4. The Talmud similarly states that Rav Mesharshiya advised his son to study at a place near a river because “just as water flows continually, so too should his studies flow continually.”
5. Others find a textual basis for tashlich in the story in I Samuel 7:5, where water was symbolically poured out.
6. In his approbation to Sefer Pnei Hamayim.
7. Cited in Lauterbach, p. 296.
8. The key word here is “needed” (see Rema, OC 518:1). Rabbi Moshe Sternbuch (Teshuvot Vehanhagot 1:346) advises saying tashlich early in the day because carrying a machzor right before the end of yom tov cannot be justified. He suggests it be said right after the meal, or at least before Minchah. And because many say it after Minchah, he makes the recital of Minchah on Rosh Hashanah earlier than usual in his shul. He further questions the permissibility of carrying for the sake of tashlich, a mere custom that is not even accepted by all authorities (Moadim u’Zemanim 1:34, note a).
9. This prohibition is also relevant to the custom of placing bread for the birds on Shabbat Shirah.
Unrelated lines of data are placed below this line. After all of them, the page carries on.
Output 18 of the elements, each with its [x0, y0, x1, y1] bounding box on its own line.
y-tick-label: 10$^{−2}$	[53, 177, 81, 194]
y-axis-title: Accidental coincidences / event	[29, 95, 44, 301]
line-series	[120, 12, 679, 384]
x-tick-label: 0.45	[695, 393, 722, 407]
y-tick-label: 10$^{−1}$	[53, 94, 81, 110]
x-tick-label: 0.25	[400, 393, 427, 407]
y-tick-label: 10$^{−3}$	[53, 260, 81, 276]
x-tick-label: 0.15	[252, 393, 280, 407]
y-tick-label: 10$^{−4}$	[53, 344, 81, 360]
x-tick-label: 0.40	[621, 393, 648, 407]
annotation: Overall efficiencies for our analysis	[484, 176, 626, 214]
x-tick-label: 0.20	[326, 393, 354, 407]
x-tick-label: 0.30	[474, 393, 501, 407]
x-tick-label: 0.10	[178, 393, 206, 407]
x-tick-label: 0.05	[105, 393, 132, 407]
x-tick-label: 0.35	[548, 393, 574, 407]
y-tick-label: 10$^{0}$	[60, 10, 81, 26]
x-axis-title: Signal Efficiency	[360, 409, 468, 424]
For reasons behind this custom, see Aruch Hashulchan OC 324:3 and She’arim HaMetzuyanim BeHalachah 87:8. Among those who criticized this practice were the Magen Avraham (324:7); Rabbi Yaakov Emden (Siddur, Sha’ar Hagai, no. 7, p. 371 in 5664 ed.; who called the practice “foolish and prohibited”); Shulchan Aruch Harav (OC 324:8); Kitzur Shulchan Aruch 87:18; Chazon Ish (Orchat Rabbeinu, Shabbat 201, vol. 1, p. 152); Rabbi Chaim Kanievsky (Shoneh Halachot 324:12); and the Mishnah Berurah 324:31. Shemirat Shabbat Kehilchatah (27:21) is also against it, but offers a way to avoid the problem. The author suggests that one may shake out a tablecloth outdoors (in a place with an eruv), even if doing so will allow the birds to get the crumbs. However, the Maharsham (Da’at Torah 324); Aruch Hashulchan (324:3) and She’arim HaMetzuyanim BeHalachah (87:8) justify the practice of feeding the birds. Tzitz Eliezer (14:28) notes that placing food for birds on Shabbat Shirah is an old Yerushalmi custom practiced by distinguished individuals and should not be challenged. Note that despite all those who defend the Shabbat Shirah practice, no one defends feeding the fish during tashlich.
10. Details regarding feeding animals on Shabbat and yom tov can be found in Shemirat Shabbat Kehilchatah 27:21-23.
11. By Lauterbach.
12. Ibid., pp. 230-237, 239.
13. Ibid., p. 320.
14. This custom, using wheat in lieu of legumes, was actually practiced by a segment of Egyptian Jewry until just several decades ago.
15. Eliyahu Rabba (596:3, cited in Ta’amei Haminhagim) gives a kabbalistic reason for the shaking. He says it is to shake off the kelipot that adhere to us because of our sins.
16. See Yalkut Yosef, vol. 5 (Moadim, Hanhagot Yom R”H: 12, p. 34) for a summary of Rabbi Ovadiah Yosef ’s opinion as to when to say it on Shabbat, and Yabia Omer (ibid) for a complete survey of the sources on the subject. Kaf HaChaim 583:31 brings sources on both sides of the issue and then says that the custom in Jerusalem is to say it on Shabbat.
17. Ma’aseh Rav 209 and note from Tosefet Ma’aseh Rav, 202:60. Many who generally follow the customs of the Gra nevertheless do perform tashlich (Moshe Harari, Mikra’ei Kodesh, Hilchot R”H, chap. 14, end of note 4).
18. Similar sentiments are found in Elef Hamagen (583:7).
19. I found no sources explicitly against tashlich, just sources that ignore it.